West-facing casework, and Anneessens 32ft Contra Tuba

The renowned 1889 Annesseens organ at Bridlington, on Yorkshire’s east coast, had been rebuild over the years several times. Abbott & Smith had the first go in 1909, followed in 1922 by Norman & Beard, then in 1949 John Compton electrified it, added many new chests for additional ranks, and supplied a new (attached) console. In 1968 Laycock & Bannister fitted a new Kimber-Allen console (detached, and still there) and altered the tonal scheme according to the tastes of the time. Laycock & Bannister had just been bought up by Dennis Thurlow and Raymond Todd, so it was Thurlow who did the voicing — and married the Priory organist’s daughter! He did more work there in 1976 with his other company — Nicholson & Co — who took over the maintenance and undertook further soundboard restorative work in the early 1990s. This left it with a 4-manual scheme, 79 speaking stops, and the largest-scale 32ft reed in the country — Anneessens’ original Contra Tuba, whose stentorian tones completely dominated the ensemble.
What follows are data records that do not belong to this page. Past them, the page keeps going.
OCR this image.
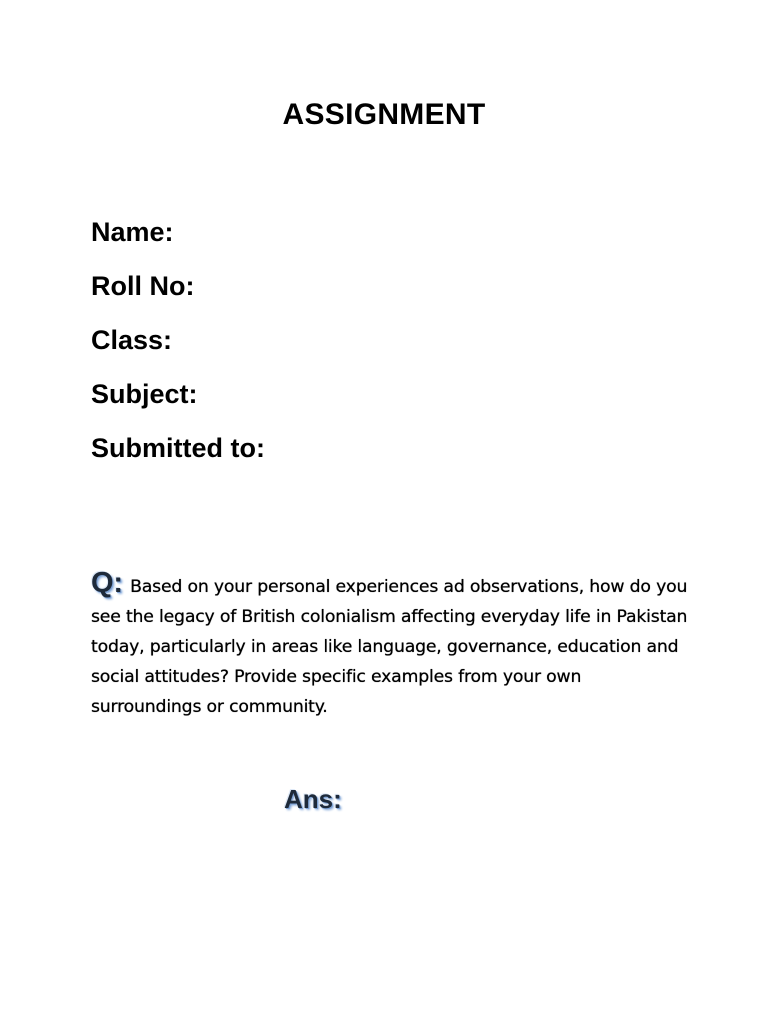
ASSIGNMENT
Name:
Roll No:
Class:
Subject:
Submitted to:

Q: Based on your personal experiences ad observations, how do you see the legacy of British colonialism affecting everyday life in Pakistan today, particularly in areas like language, governance, education and social attitudes? Provide specific examples from your own surroundings or community.

Ans:
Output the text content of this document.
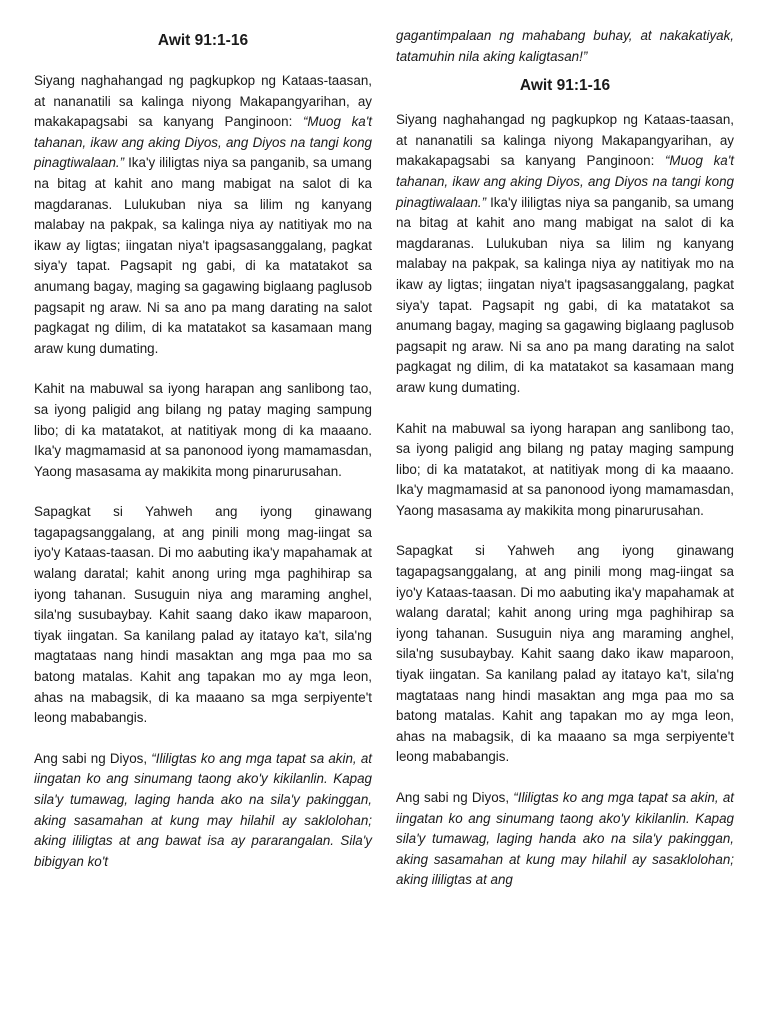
Awit 91:1-16

Siyang naghahangad ng pagkupkop ng Kataas-taasan, at nananatili sa kalinga niyong Makapangyarihan, ay makakapagsabi sa kanyang Panginoon: “Muog ka't tahanan, ikaw ang aking Diyos, ang Diyos na tangi kong pinagtiwalaan.” Ika'y ililigtas niya sa panganib, sa umang na bitag at kahit ano mang mabigat na salot di ka magdaranas. Lulukuban niya sa lilim ng kanyang malabay na pakpak, sa kalinga niya ay natitiyak mo na ikaw ay ligtas; iingatan niya't ipagsasanggalang, pagkat siya'y tapat. Pagsapit ng gabi, di ka matatakot sa anumang bagay, maging sa gagawing biglaang paglusob pagsapit ng araw. Ni sa ano pa mang darating na salot pagkagat ng dilim, di ka matatakot sa kasamaan mang araw kung dumating.

Kahit na mabuwal sa iyong harapan ang sanlibong tao, sa iyong paligid ang bilang ng patay maging sampung libo; di ka matatakot, at natitiyak mong di ka maaano. Ika'y magmamasid at sa panonood iyong mamamasdan, Yaong masasama ay makikita mong pinarurusahan.

Sapagkat si Yahweh ang iyong ginawang tagapagsanggalang, at ang pinili mong mag-iingat sa iyo'y Kataas-taasan. Di mo aabuting ika'y mapahamak at walang daratal; kahit anong uring mga paghihirap sa iyong tahanan. Susuguin niya ang maraming anghel, sila'ng susubaybay. Kahit saang dako ikaw maparoon, tiyak iingatan. Sa kanilang palad ay itatayo ka't, sila'ng magtataas nang hindi masaktan ang mga paa mo sa batong matalas. Kahit ang tapakan mo ay mga leon, ahas na mabagsik, di ka maaano sa mga serpiyente't leong mababangis.

Ang sabi ng Diyos, “Ililigtas ko ang mga tapat sa akin, at iingatan ko ang sinumang taong ako'y kikilanlin. Kapag sila'y tumawag, laging handa ako na sila'y pakinggan, aking sasamahan at kung may hilahil ay saklolohan; aking ililigtas at ang bawat isa ay pararangalan. Sila'y bibigyan ko't

gagantimpalaan ng mahabang buhay, at nakakatiyak, tatamuhin nila aking kaligtasan!”

Awit 91:1-16

Siyang naghahangad ng pagkupkop ng Kataas-taasan, at nananatili sa kalinga niyong Makapangyarihan, ay makakapagsabi sa kanyang Panginoon: “Muog ka't tahanan, ikaw ang aking Diyos, ang Diyos na tangi kong pinagtiwalaan.” Ika'y ililigtas niya sa panganib, sa umang na bitag at kahit ano mang mabigat na salot di ka magdaranas. Lulukuban niya sa lilim ng kanyang malabay na pakpak, sa kalinga niya ay natitiyak mo na ikaw ay ligtas; iingatan niya't ipagsasanggalang, pagkat siya'y tapat. Pagsapit ng gabi, di ka matatakot sa anumang bagay, maging sa gagawing biglaang paglusob pagsapit ng araw. Ni sa ano pa mang darating na salot pagkagat ng dilim, di ka matatakot sa kasamaan mang araw kung dumating.

Kahit na mabuwal sa iyong harapan ang sanlibong tao, sa iyong paligid ang bilang ng patay maging sampung libo; di ka matatakot, at natitiyak mong di ka maaano. Ika'y magmamasid at sa panonood iyong mamamasdan, Yaong masasama ay makikita mong pinarurusahan.

Sapagkat si Yahweh ang iyong ginawang tagapagsanggalang, at ang pinili mong mag-iingat sa iyo'y Kataas-taasan. Di mo aabuting ika'y mapahamak at walang daratal; kahit anong uring mga paghihirap sa iyong tahanan. Susuguin niya ang maraming anghel, sila'ng susubaybay. Kahit saang dako ikaw maparoon, tiyak iingatan. Sa kanilang palad ay itatayo ka't, sila'ng magtataas nang hindi masaktan ang mga paa mo sa batong matalas. Kahit ang tapakan mo ay mga leon, ahas na mabagsik, di ka maaano sa mga serpiyente't leong mababangis.

Ang sabi ng Diyos, “Ililigtas ko ang mga tapat sa akin, at iingatan ko ang sinumang taong ako'y kikilanlin. Kapag sila'y tumawag, laging handa ako na sila'y pakinggan, aking sasamahan at kung may hilahil ay sasaklolohan; aking ililigtas at ang
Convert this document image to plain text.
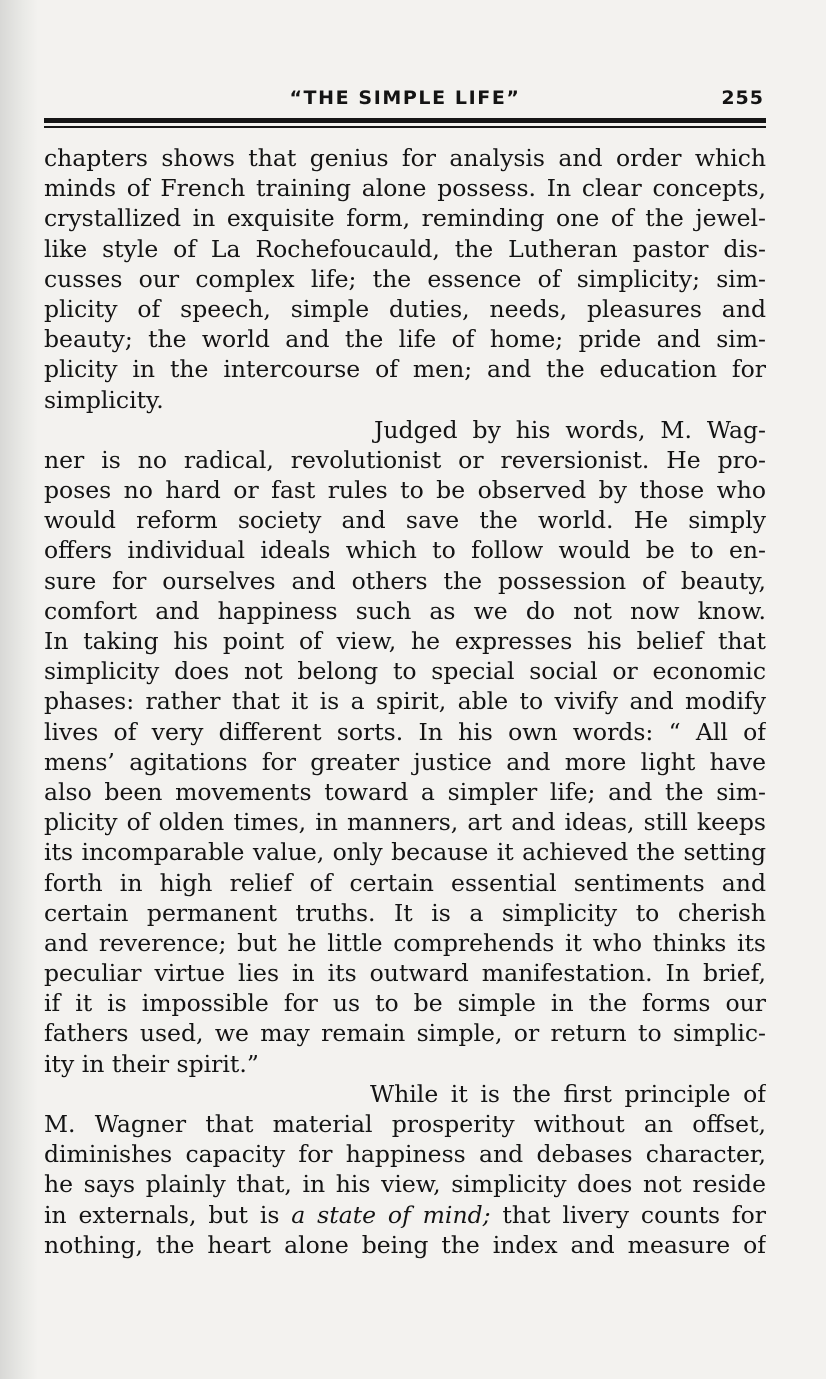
“THE SIMPLE LIFE”	255
chapters shows that genius for analysis and order which
minds of French training alone possess. In clear concepts,
crystallized in exquisite form, reminding one of the jewel-
like style of La Rochefoucauld, the Lutheran pastor dis-
cusses our complex life; the essence of simplicity; sim-
plicity of speech, simple duties, needs, pleasures and
beauty; the world and the life of home; pride and sim-
plicity in the intercourse of men; and the education for
simplicity.
Judged by his words, M. Wag-
ner is no radical, revolutionist or reversionist. He pro-
poses no hard or fast rules to be observed by those who
would reform society and save the world. He simply
offers individual ideals which to follow would be to en-
sure for ourselves and others the possession of beauty,
comfort and happiness such as we do not now know.
In taking his point of view, he expresses his belief that
simplicity does not belong to special social or economic
phases: rather that it is a spirit, able to vivify and modify
lives of very different sorts. In his own words: “ All of
mens’ agitations for greater justice and more light have
also been movements toward a simpler life; and the sim-
plicity of olden times, in manners, art and ideas, still keeps
its incomparable value, only because it achieved the setting
forth in high relief of certain essential sentiments and
certain permanent truths. It is a simplicity to cherish
and reverence; but he little comprehends it who thinks its
peculiar virtue lies in its outward manifestation. In brief,
if it is impossible for us to be simple in the forms our
fathers used, we may remain simple, or return to simplic-
ity in their spirit.”
While it is the first principle of
M. Wagner that material prosperity without an offset,
diminishes capacity for happiness and debases character,
he says plainly that, in his view, simplicity does not reside
in externals, but is a state of mind; that livery counts for
nothing, the heart alone being the index and measure of
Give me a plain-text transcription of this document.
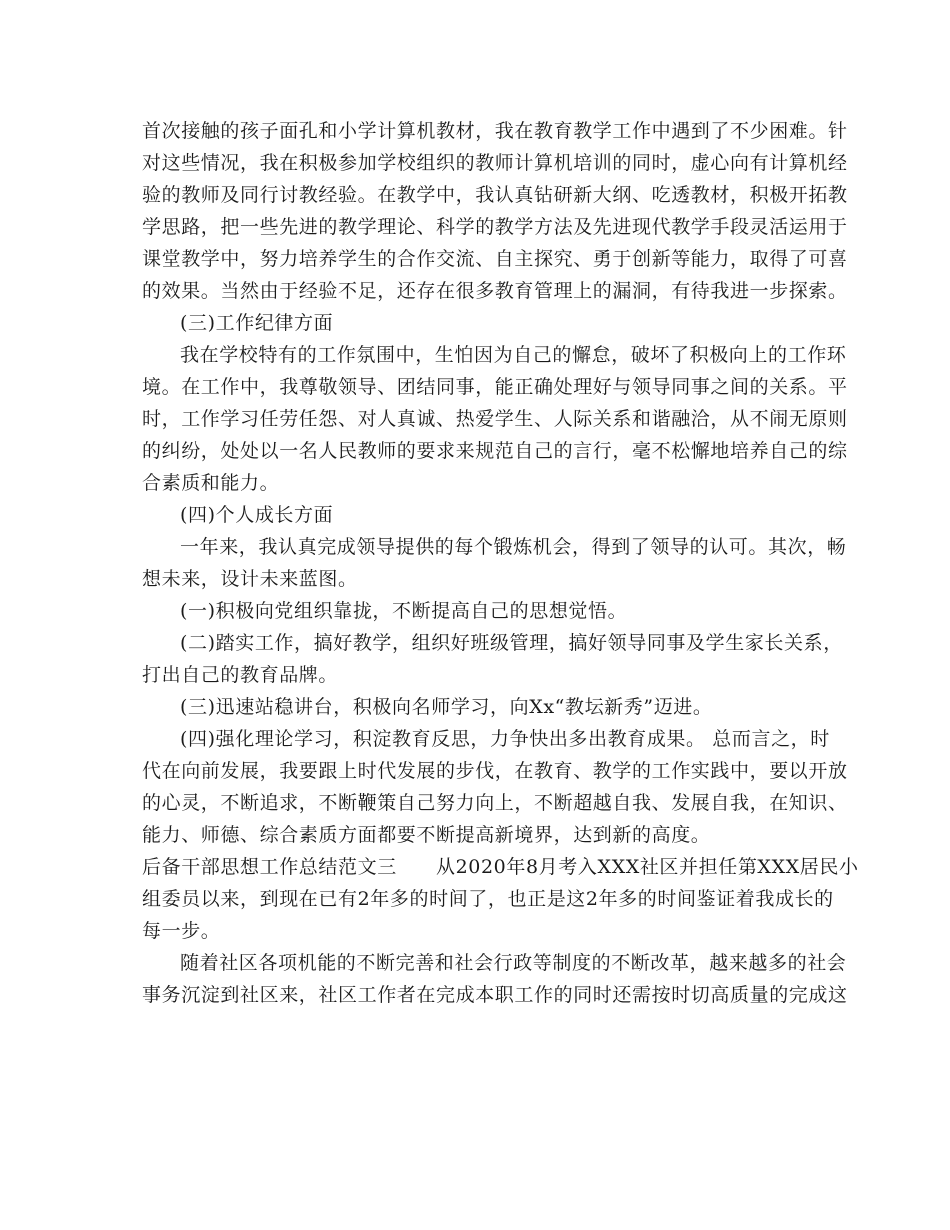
首次接触的孩子面孔和小学计算机教材，我在教育教学工作中遇到了不少困难。针
对这些情况，我在积极参加学校组织的教师计算机培训的同时，虚心向有计算机经
验的教师及同行讨教经验。在教学中，我认真钻研新大纲、吃透教材，积极开拓教
学思路，把一些先进的教学理论、科学的教学方法及先进现代教学手段灵活运用于
课堂教学中，努力培养学生的合作交流、自主探究、勇于创新等能力，取得了可喜
的效果。当然由于经验不足，还存在很多教育管理上的漏洞，有待我进一步探索。
(三)工作纪律方面
我在学校特有的工作氛围中，生怕因为自己的懈怠，破坏了积极向上的工作环
境。在工作中，我尊敬领导、团结同事，能正确处理好与领导同事之间的关系。平
时，工作学习任劳任怨、对人真诚、热爱学生、人际关系和谐融洽，从不闹无原则
的纠纷，处处以一名人民教师的要求来规范自己的言行，毫不松懈地培养自己的综
合素质和能力。
(四)个人成长方面
一年来，我认真完成领导提供的每个锻炼机会，得到了领导的认可。其次，畅
想未来，设计未来蓝图。
(一)积极向党组织靠拢，不断提高自己的思想觉悟。
(二)踏实工作，搞好教学，组织好班级管理，搞好领导同事及学生家长关系，
打出自己的教育品牌。
(三)迅速站稳讲台，积极向名师学习，向Xx“教坛新秀”迈进。
(四)强化理论学习，积淀教育反思，力争快出多出教育成果。 总而言之，时
代在向前发展，我要跟上时代发展的步伐，在教育、教学的工作实践中，要以开放
的心灵，不断追求，不断鞭策自己努力向上，不断超越自我、发展自我，在知识、
能力、师德、综合素质方面都要不断提高新境界，达到新的高度。
后备干部思想工作总结范文三　　从2020年8月考入XXX社区并担任第XXX居民小
组委员以来，到现在已有2年多的时间了，也正是这2年多的时间鉴证着我成长的
每一步。
随着社区各项机能的不断完善和社会行政等制度的不断改革，越来越多的社会
事务沉淀到社区来，社区工作者在完成本职工作的同时还需按时切高质量的完成这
I was invited in early 2000 to write a comprehensive Report & Recommendations, because the organ was still giving soundboard trouble and was felt musically to be something of a “dog’s breakfast” with contrasting elements failing to blend. This I did, coming to the expensive conclusion that the only way forward after a century of alterations and additions was essentially to start again, using the old pipework as the basis of a structurally new instrument, arranged so as to speak far better into the nave and to be fully accessible for maintenance. It took some time for the very considerable sums to be raised, which they were mainly through the vision and genial determination of the Rector, the Revd John Wardle, himself a fine organist and pianist.

The Great soundboard

The organ was built by Nicholson & Co during 2004-5 and was the largest instrument the firm had made, before Llandaff Cathedral and Auckland Cathedral came along. It has 4 manuals and 75 speaking stops. The layout divides the Great into two — the Anneessens Great speaking across the chancel, as does the Positive, the [primary] Great speaking down the nave from behind the striking Laycock & Bannister 16ft case front. The Swell speaks south and west and the gigantic 32ft reed was repositioned at the east end of the organ, where it thunders mightily away but no longer overwhelms the tutti. The tonal scheme was thought right through, and I gave particular care in devising an integrated scheme for the organ’s six chorus mixtures — 21 ranks in all. The new soundboards and wind system allow the Anneessens pipework to sound better than it ever has done, and later additions all now tie in splendidly, including fine Compton strings and Tuba on the Solo, and the beautifully-voiced mainly Nicholson Positive. Along with the sizzling Anneessens Swell chorus reeds, the Great and Pedal are definitely this organ’s glory, at 21 and 17 stops respectively.